Ces distances sont de 5 mètres pour les cultures basses, 10 mètres pour les cultures hautes et de 20 mètres incompressibles en cas d’utilisation de produits les plus dangereux (cancérogènes, mutagènes ou reprotoxiques). Les deux premières distances peuvent être réduites respectivement à 3 et 5 mètres mais uniquement dans le cadre de chartes locales dans le cadre de chartes locales (charte d’engagements entre les agriculteurs, élus et riverains validée par les Préfets de Département et soumise à concertation publique) à condition d’utiliser du matériel anti-dérive dont la performance aura été évaluée par les instituts de recherche.

Ces distances s’appliqueront à compter du 1er juillet 2020 pour les cultures ensemencées avant le 1er janvier 2020, à l’exception des produits les plus préoccupants. Pour les autres parcelles, elles seront applicables dès le 1er janvier 2020. Elles s’appliqueront en l’absence d’indication spécifique dans les autorisations de mise sur le marché (AMM) des produits concernés délivrées par l’Anses.

Les utilisateurs de produits phytopharmaceutiques pourront utiliser des pratiques alternatives pour lutter contre les mauvaises herbes ou les ravageurs des cultures, en particulier les produits de biocontrôle ou à faible risque, auxquels ces distances minimales ne s’appliquent pas.

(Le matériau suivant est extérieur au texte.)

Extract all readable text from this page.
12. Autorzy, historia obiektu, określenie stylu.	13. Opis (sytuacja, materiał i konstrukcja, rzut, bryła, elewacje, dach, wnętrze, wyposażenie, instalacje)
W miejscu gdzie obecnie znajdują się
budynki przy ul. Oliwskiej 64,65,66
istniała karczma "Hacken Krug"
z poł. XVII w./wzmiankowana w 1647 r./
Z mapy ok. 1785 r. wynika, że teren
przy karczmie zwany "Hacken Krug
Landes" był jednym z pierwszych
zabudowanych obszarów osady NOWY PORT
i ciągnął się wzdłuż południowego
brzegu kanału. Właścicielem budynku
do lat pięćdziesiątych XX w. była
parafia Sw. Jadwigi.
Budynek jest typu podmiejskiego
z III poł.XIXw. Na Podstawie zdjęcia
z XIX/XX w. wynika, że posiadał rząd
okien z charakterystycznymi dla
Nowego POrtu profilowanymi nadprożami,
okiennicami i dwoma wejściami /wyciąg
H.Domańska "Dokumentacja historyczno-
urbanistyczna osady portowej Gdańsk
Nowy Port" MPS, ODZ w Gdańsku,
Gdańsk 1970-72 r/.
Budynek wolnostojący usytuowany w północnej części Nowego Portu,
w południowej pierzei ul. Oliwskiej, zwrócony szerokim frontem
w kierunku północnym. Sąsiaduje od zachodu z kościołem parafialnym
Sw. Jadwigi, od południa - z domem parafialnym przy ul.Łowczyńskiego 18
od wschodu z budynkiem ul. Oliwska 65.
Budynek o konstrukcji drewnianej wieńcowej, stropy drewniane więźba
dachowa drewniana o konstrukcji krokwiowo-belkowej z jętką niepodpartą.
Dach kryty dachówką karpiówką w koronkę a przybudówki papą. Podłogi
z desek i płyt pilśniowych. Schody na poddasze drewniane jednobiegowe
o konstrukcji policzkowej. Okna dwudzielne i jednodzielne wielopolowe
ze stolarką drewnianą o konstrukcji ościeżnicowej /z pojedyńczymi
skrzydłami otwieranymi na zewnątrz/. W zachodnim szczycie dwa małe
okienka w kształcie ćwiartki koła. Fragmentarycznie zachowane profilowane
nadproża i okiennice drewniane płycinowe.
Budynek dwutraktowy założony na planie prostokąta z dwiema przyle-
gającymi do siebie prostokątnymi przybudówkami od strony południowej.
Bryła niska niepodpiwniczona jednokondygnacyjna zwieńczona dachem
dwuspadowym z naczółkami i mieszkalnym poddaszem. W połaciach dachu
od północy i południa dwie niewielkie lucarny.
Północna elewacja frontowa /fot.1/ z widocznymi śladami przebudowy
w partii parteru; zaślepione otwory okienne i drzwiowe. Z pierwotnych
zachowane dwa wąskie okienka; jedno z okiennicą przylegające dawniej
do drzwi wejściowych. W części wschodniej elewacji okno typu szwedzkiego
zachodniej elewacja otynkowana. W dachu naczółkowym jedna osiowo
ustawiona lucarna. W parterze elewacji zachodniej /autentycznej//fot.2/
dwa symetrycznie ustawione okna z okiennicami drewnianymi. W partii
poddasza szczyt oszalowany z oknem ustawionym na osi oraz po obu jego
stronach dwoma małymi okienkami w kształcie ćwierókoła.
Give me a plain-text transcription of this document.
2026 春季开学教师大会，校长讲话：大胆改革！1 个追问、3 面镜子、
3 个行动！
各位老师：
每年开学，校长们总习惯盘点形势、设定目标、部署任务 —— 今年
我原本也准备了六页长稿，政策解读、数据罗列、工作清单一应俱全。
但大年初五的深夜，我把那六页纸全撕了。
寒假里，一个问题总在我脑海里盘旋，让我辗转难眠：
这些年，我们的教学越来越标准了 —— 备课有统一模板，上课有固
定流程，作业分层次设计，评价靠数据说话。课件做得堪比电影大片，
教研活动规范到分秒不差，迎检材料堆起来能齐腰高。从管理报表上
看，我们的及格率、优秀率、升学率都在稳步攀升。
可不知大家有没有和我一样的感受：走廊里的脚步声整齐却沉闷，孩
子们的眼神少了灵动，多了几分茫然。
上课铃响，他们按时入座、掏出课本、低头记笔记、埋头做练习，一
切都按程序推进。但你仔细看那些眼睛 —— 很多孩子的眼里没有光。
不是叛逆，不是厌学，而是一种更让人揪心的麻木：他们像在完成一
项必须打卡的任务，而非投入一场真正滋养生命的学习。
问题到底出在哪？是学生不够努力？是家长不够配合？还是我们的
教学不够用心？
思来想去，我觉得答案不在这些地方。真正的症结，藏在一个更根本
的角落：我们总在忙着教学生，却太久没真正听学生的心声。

Pour rappel, l’utilisation des produits phytosanitaires est d’ores et déjà soumise à des conditions générales fixées par arrêté interministériel, afin de limiter les risques de dispersion dans l’environnement (limitation de la vitesse du vent, de la pluviométrie, etc) et par des règles définies pour chaque produit dans les autorisations de mise sur le marché, délivrées par l’Anses.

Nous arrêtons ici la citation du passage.